CM Storm Pulse R Headset Review
In our introduction we mentioned how, so far, CM Storm have had mixed results with their headsets. Thankfully with the Pulse-R, whilst it's not amazing, it's at least consistent.
The first thing that strikes you are the looks. With a very high level of build quality and oozing aluminium everywhere you look, to say that the Pulse-R is robust is almost doing it a disservice. This is an extremely solid piece of kit, guaranteed to survive all the Monster-soaked desks of your local LAN convention, as well as providing years of reliable service at home. The padding on the ear-pieces is particularly good, with plenty of room for even the largest ears and that space ensuring that the sound gets an airy quality that you never get from those headsets with the speakers right up against your ears. The cable is excellent, as is the microphone, and because the microphone is removable you're not stuck with unbalanced headphones for those times when speaking isn't required. The only thing we don't like about the cable is that the inline remote is a slider rather than a wheel. In our experience it was far too easy to move it just by shifting in your seat. With the proprietary cable due to the lighting, it's not simply a case of swapping cables either.
The sound is good, without any particular element blowing our socks, or in this case our ears, off. Bass is reasonably tight without tending towards wooly, and the mid-range is very good as we would expect from 42mm drivers. Highs are a little lost in the mix for our taste, but that's because we like our audio to be fully balanced and clearly, as a gaming headset, the primary focus is on thumping gunfire and mid-range response in the chaos of battle. It's an understandable design choice, and for £60 we can't be too picky. It's definitely good, just not sparkling in every scenario.
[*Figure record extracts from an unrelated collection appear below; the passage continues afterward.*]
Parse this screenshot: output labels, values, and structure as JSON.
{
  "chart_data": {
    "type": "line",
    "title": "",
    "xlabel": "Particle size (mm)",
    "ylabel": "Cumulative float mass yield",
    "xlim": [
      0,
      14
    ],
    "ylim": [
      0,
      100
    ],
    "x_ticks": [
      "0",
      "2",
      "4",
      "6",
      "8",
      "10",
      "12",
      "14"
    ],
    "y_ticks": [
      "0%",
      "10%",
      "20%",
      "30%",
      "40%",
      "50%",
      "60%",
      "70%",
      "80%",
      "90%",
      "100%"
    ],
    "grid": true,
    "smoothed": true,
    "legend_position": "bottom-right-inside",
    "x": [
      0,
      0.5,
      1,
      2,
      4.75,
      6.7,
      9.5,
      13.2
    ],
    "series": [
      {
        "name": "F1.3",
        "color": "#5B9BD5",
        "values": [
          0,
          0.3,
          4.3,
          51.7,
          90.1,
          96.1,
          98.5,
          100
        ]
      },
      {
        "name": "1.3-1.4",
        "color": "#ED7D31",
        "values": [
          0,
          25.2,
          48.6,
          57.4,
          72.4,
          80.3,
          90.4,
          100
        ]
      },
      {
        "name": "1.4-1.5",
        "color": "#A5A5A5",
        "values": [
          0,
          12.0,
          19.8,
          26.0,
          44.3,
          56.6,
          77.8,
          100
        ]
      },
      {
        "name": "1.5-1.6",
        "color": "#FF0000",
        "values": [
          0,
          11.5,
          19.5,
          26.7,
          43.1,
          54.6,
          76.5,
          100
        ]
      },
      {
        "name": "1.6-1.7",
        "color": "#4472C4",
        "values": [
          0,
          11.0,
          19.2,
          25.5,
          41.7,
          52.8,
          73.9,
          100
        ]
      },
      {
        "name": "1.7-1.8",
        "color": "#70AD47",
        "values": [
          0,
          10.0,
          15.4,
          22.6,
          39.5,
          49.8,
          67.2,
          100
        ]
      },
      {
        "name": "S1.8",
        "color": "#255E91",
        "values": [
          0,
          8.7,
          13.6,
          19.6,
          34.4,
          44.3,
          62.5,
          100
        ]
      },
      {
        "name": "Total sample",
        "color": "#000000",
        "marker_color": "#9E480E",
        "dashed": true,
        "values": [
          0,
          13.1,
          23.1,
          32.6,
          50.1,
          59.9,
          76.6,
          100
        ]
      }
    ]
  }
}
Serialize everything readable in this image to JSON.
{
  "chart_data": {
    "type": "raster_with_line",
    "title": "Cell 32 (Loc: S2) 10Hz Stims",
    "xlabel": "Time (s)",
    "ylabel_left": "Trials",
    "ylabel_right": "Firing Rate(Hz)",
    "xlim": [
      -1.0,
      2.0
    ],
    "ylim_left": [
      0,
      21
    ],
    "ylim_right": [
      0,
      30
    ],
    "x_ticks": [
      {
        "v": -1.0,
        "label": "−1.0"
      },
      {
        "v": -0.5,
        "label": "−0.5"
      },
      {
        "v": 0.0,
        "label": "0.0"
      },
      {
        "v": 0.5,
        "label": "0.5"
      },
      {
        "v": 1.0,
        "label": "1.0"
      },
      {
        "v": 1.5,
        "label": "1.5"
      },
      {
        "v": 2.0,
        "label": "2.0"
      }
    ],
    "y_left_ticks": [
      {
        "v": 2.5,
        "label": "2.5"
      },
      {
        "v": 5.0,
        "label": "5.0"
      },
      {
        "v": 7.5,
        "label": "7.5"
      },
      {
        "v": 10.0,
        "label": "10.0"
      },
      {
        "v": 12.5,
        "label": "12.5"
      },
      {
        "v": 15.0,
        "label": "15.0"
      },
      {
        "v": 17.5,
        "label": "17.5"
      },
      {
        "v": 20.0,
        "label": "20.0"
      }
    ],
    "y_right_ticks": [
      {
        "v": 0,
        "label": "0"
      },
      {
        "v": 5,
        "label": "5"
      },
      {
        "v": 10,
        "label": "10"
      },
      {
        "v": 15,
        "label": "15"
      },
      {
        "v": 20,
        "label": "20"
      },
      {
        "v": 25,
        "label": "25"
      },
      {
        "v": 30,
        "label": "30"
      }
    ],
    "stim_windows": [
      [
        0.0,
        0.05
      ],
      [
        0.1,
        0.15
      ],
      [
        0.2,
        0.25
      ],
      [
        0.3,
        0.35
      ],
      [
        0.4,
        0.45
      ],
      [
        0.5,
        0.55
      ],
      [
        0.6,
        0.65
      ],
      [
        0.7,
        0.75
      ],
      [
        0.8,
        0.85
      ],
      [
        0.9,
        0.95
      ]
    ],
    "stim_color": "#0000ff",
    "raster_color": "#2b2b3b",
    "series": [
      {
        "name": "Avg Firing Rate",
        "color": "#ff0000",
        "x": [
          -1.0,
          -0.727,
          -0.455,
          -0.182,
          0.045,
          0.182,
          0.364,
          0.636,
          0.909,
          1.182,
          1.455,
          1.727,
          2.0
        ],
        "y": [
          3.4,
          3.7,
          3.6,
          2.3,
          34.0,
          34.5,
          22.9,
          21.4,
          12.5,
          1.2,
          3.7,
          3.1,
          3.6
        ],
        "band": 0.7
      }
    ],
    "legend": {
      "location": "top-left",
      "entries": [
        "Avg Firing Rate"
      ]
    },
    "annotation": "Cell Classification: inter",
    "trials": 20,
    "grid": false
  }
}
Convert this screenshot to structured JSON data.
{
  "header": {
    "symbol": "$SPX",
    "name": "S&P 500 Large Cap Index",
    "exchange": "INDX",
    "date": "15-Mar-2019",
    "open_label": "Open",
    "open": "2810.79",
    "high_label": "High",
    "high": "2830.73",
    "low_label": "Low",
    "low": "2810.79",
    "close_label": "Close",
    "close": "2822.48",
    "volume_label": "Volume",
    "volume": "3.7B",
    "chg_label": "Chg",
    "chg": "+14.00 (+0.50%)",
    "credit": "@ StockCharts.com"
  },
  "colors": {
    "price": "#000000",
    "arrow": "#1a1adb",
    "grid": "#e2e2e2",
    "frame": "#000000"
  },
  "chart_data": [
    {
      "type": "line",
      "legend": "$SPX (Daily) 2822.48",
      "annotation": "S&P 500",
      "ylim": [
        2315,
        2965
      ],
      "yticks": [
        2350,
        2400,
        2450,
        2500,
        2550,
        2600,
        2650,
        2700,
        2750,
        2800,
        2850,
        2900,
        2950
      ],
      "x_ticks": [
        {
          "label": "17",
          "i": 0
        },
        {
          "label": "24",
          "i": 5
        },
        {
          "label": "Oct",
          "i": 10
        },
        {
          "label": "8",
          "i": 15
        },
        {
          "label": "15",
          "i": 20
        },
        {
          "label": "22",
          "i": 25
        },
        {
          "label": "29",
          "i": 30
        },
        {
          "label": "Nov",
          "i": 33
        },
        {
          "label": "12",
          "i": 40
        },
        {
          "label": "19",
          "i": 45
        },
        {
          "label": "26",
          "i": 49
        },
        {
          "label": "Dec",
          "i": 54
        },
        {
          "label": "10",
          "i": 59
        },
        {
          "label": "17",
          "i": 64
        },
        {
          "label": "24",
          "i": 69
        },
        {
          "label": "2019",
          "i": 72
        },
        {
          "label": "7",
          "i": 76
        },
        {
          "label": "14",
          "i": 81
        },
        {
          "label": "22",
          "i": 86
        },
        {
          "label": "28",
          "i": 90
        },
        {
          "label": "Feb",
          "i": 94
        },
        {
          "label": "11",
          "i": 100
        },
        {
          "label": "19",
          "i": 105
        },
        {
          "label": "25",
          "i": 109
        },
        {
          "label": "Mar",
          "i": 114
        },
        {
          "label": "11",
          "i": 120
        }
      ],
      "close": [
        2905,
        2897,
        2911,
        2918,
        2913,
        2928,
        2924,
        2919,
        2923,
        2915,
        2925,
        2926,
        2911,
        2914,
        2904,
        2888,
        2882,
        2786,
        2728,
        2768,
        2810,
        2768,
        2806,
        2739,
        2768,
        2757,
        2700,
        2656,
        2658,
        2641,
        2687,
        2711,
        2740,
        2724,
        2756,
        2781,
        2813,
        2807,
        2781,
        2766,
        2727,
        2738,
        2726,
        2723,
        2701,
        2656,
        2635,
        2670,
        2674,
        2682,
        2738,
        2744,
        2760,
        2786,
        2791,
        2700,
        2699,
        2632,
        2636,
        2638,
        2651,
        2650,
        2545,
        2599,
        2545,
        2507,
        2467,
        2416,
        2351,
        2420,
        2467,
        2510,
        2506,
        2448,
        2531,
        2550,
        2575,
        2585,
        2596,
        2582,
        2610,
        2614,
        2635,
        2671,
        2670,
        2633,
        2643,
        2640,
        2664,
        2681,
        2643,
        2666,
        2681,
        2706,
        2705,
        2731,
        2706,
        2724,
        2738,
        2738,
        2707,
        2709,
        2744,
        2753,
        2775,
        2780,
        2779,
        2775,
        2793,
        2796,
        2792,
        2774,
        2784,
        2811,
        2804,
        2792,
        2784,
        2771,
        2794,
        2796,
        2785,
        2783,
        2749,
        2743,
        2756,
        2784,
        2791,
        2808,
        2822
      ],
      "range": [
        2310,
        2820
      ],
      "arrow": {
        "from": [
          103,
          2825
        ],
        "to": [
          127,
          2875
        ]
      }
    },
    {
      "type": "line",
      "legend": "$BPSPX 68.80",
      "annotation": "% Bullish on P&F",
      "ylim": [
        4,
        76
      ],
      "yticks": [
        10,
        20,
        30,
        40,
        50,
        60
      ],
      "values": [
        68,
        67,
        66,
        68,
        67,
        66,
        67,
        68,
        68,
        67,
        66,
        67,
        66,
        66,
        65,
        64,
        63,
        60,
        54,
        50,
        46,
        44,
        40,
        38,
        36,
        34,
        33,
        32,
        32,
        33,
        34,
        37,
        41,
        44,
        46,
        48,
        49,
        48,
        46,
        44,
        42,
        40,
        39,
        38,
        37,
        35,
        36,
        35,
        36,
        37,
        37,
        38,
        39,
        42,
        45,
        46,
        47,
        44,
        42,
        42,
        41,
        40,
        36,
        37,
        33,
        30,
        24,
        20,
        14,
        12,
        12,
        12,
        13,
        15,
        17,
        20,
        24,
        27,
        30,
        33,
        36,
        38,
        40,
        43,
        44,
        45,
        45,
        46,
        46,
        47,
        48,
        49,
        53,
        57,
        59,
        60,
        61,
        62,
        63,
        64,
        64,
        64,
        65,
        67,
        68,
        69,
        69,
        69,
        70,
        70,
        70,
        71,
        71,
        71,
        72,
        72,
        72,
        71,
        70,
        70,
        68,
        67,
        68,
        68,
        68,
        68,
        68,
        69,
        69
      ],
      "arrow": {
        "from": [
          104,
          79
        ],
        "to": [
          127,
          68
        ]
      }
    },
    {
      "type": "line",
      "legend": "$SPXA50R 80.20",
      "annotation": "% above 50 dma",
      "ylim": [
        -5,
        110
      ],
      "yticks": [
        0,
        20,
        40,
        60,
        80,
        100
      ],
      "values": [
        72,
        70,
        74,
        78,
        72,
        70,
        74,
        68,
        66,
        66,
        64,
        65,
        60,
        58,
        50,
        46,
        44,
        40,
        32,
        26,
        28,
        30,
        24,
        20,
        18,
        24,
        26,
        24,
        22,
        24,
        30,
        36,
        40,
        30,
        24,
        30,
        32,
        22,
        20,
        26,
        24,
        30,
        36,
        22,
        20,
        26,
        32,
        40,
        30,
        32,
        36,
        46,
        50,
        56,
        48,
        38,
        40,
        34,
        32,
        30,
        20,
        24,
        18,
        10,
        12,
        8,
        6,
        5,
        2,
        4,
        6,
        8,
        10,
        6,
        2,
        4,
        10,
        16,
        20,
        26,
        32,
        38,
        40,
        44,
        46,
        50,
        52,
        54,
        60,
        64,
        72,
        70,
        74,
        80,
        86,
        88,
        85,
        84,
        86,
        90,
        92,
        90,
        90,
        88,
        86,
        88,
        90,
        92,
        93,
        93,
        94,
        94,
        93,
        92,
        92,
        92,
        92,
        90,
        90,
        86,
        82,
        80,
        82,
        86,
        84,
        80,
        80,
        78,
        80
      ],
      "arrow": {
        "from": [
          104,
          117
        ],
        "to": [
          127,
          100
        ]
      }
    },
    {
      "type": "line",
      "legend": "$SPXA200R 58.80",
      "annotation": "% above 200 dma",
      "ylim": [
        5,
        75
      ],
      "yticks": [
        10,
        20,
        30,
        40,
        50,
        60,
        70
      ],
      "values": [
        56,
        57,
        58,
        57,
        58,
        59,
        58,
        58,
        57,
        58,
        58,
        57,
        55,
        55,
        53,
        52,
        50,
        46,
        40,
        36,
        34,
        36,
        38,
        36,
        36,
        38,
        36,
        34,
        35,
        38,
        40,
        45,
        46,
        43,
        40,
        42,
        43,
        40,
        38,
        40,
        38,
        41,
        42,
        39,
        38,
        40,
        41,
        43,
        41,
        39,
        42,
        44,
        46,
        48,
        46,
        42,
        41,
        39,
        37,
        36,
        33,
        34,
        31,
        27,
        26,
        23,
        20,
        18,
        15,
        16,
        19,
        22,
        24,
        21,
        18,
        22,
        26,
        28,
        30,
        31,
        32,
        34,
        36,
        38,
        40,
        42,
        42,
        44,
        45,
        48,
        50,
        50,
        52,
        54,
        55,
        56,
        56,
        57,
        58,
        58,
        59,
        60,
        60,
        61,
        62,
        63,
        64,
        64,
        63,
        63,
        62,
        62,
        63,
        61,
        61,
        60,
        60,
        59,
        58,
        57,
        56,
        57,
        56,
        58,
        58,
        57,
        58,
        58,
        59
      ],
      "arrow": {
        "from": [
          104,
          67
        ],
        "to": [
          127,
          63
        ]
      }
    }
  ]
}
Comfort is, as office tests have shown, dependent to a certain degree on the size of your head. Normal sized head people will be find and find the Pulse-R comfortable, but if you're the type of person who has a larger hat, then the lack of hinging on the ear-pieces means that the Pulse-R presses a little tighter than we found comfortable for a marathon session. Thankfully the large amount of foam in the ear-pieces greatly alleviates this issue, even for the giant headed members of our staff, and people with regulation sized heads will find the Pulse-R cushioning and comfortable.
Like the Mech keyboard the side panels of the Pulse-R are removable with an Allen Key, should you want to colour-coordinate to match your team colours or even your own personal preference. This customisation is emphasised by the use of white LEDs for the lighting. Speaking of which, the lighting is subtle bordering on invisible. We wouldn't want the LEDs to dazzle nearby competitors, although that could be a nice edge in heavily competitive scenarios, but you really have to look closely to see that there is any lighting at all.
The CM Storm Pulse-R is a very solid headset that is build like a tank and has some nice touches. There are a couple of slight niggles, and the quality of the audio reproduction across the whole spectrum is such that it's clearly aimed at the gaming market. It's by no means bad, rather it's exactly as good as we'd expect for the £60 asking price. The design matches beautifully that of the other two products in this mini-range so if you like your peripherals to match then you could certainly do worse than the CM Storm Pulse-R and for that reason we're awarding it our OC3D Silver Award.